Stathmin (STMN) has been known as a p53-regulated protein and has been shown to play an
oncogenic role in a range of human malignancies. Paradoxically, most recent studies demonstrated that
stathmin has a dual function as both an oncogene and a metastasis suppressor. Stathmin is a member of
microtubule dynamic destabilizing proteins and stathmin-regulated microtubule disruption could lead to a
variety of cell dysfunctions such as enhanced chronic hypoxia in pancreatic cancer. In this study, we identified
that stathmin promotes proliferation of pancreatic cancer cells by an underlying nuclear factor kappa B (Nf-κB)

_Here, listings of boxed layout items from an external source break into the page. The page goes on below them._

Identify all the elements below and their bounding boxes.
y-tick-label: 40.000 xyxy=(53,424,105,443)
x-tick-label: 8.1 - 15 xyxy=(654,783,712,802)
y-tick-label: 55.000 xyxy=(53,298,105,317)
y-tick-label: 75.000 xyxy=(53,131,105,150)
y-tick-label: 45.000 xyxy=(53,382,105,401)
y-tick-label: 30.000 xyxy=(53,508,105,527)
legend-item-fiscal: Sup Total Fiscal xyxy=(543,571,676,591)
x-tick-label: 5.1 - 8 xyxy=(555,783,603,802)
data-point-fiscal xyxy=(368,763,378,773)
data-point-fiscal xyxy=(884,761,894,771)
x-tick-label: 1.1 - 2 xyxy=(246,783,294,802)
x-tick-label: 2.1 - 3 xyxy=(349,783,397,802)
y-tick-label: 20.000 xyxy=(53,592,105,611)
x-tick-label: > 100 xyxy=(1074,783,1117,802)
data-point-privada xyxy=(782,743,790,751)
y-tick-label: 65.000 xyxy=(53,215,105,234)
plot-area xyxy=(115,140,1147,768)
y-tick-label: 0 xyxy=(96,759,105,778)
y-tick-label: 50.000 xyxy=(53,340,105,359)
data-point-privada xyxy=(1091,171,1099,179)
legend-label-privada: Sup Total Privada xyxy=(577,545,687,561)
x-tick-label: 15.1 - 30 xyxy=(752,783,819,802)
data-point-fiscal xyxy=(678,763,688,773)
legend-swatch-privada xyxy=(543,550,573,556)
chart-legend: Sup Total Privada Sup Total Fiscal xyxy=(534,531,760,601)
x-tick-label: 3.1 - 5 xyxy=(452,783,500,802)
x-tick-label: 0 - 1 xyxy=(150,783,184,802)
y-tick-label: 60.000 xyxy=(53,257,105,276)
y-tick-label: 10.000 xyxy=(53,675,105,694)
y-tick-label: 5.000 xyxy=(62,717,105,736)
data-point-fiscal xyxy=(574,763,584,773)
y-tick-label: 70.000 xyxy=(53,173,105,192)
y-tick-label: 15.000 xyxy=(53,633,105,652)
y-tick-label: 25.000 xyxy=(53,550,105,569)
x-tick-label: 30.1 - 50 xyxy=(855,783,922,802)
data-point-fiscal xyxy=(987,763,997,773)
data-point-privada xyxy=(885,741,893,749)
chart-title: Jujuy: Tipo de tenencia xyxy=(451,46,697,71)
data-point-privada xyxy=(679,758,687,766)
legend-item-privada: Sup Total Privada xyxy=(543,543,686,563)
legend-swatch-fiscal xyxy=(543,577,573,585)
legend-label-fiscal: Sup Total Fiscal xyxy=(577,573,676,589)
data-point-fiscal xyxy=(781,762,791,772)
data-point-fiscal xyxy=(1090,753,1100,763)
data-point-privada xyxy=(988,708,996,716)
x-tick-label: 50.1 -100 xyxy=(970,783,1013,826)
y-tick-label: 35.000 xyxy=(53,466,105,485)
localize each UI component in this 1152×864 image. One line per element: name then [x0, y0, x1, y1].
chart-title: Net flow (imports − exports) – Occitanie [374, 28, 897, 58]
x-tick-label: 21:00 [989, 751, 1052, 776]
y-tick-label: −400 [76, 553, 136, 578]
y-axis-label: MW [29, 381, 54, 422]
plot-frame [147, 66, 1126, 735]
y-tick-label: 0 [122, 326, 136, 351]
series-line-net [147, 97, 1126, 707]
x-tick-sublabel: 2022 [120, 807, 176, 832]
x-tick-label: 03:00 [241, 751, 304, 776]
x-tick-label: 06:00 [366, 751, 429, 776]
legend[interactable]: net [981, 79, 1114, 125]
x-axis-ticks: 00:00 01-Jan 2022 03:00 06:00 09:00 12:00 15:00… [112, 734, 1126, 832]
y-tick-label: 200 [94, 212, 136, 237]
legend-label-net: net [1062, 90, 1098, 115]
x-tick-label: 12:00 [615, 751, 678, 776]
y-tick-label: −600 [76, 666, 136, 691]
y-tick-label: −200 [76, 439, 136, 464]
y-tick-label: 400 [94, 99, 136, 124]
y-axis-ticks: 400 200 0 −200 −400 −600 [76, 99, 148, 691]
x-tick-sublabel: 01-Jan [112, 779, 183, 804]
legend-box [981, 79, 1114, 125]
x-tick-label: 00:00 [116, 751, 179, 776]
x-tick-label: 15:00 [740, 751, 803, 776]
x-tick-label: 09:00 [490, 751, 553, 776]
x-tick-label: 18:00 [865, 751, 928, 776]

interacting mechanism. In human specimens, stathmin was significantly overexpressed in pancreatic cancer
tissues and high expression of stathmin was correlated with vascular emboli (p=0.028), tumor size (p=0.019),
and overall survival (p=0.031). Functional assays showed that knockdown of stathmin significantly reduced
pancreatic cancer cell viability, colony formation, and arrested the cell cycle at the G2/M phase. Furthermore,
silence of stathmin could reduce pancreatic tumor growth in nude mice. For the mechanism, Western blot
analyses demonstrated that Nf-κB (p65) was significantly down-regulated when stathmin was silenced. In
addition, co-immunoprecipitation (CoIP) assay suggested that stathmin was able to interact with Nf-κB (p65).
Our findings indicate that stathmin might play its oncogenic role by an interaction with Nf-κB pathway, which
may reveal a novel mechanism to uncover the role of microtubule-destabilizing stathmin in pancreatic cancer
environment as well as provide a potential therapeutic strategy for pancreatic cancer.